Weave yourself a bridge of sunlight and flame. Weave an easement to the moon.

The thing is, the more I twist these strands into the story,
the less I am a solitary spider, and the more I am the moon.

TOMORROW’S PROMPT:
We’ve learned the twinkling light of the star that refreshes, the wild light of the moon that pulls, and tomorrow, the Fool steps into the light of the sun, feeling her full power. She finds herself able to experience joy in a new way, not in denial of the hardship and pain of the journey, but because of it. Now she knows her strength. Now she knows her wildness. Now she knows her fierce and tender heart. She absorbs the power of the Sun.

Gratitude List:
1. Poetic conversation
2. Odysseys, journeys, adventures
3. This writing life, fragmented and small as it is
4. Chocolate bunnies
5. Every day a new sensation, a new color, a new birdsong

May we walk in Beauty!

Beloveds and Starlight

When I wrote the Star prompt, I had just walked through a Facebook thread with three friends, creating an online sort of ritual/story together. This was a powerful Starlight experience.

And hours later, I could not know how deeply I would again be experiencing the Starlight in the presence of my Beloveds. Thirty years of deepening friendship.
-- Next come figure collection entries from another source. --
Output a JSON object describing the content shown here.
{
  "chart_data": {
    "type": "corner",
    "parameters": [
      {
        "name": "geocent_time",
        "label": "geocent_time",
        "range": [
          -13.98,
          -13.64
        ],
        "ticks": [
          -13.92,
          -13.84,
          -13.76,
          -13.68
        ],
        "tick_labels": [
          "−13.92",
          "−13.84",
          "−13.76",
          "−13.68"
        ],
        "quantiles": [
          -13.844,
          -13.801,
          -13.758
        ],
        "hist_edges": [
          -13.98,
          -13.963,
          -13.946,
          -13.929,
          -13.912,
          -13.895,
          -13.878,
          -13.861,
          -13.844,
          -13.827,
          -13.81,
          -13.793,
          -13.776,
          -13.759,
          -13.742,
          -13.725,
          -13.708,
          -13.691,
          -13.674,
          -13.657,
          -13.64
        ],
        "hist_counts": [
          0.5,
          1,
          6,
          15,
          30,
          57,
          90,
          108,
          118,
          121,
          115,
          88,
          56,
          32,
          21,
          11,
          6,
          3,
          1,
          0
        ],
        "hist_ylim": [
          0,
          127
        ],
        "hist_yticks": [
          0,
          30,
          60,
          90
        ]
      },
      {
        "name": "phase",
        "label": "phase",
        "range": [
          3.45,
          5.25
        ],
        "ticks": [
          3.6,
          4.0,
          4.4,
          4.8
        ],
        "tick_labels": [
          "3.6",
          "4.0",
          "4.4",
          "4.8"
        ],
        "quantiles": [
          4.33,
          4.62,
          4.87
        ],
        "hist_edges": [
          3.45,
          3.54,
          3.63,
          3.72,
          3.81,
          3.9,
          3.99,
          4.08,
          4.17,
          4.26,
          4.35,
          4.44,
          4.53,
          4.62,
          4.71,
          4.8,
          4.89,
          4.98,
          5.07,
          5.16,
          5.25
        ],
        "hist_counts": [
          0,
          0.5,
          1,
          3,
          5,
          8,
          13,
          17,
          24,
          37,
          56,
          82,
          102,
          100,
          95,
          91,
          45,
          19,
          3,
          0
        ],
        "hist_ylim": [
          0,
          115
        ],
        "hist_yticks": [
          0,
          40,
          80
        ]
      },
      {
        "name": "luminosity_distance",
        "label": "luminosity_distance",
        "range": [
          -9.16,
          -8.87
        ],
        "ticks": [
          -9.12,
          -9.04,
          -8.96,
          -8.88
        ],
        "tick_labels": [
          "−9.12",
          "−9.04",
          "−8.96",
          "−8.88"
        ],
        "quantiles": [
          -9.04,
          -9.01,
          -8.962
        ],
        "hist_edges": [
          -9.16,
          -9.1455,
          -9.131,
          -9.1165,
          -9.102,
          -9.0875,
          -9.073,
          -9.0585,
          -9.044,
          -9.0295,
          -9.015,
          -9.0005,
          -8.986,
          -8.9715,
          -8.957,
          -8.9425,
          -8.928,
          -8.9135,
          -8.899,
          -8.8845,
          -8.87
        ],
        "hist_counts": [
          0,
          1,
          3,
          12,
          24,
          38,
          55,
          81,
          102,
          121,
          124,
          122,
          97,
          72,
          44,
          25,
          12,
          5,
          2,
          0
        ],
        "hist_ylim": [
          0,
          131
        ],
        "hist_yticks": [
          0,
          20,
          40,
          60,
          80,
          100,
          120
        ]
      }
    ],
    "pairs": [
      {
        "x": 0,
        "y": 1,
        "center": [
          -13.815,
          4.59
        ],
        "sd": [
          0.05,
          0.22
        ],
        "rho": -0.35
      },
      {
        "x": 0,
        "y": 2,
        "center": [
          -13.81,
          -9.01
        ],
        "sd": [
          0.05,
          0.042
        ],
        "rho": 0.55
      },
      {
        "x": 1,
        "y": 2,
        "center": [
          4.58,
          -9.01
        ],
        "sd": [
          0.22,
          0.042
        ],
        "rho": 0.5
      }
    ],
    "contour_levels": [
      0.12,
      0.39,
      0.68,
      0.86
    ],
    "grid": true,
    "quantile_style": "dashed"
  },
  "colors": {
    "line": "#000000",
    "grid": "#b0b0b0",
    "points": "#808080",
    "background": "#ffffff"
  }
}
Sit with your sisters in a circle,
and feel the truth of how your hearts
are woven together
every bit as real as that basket
under the hall table
where a fine cat is purring.

You will hear the echoes
of the towers that have fallen,
see the memory of rubble in the eyes.
Say out loud, “I see you.”
Say, “I witness.”
Weave the new strands together.
See how your stories
are one singular tale.

Feel the starlight
making a net around you,
a silver basket reflecting your own.

TOMORROW’S PROMPT:
After she experiences the Star, the Fool finds the Moon. Oh, the Moon! Luna, lunacy. Tidal pull and woman’s guide. Well of creative expression. The Fool may find a tension between her feral and domesticated selves. Moonlight is a reflected light. It holds mystery and dreaming, fear and enchantment.

Gratitude List:
1. Seeing and being seen. Witnessing. Speaking and Listening.
2. Rituals of friendship and belonging
3. Lifelong friends. Keeping an empty chair for the one who could not be there with us.
4. Weaving stories together.
5. Time out of time.

May we walk in Beauty. In Friendship.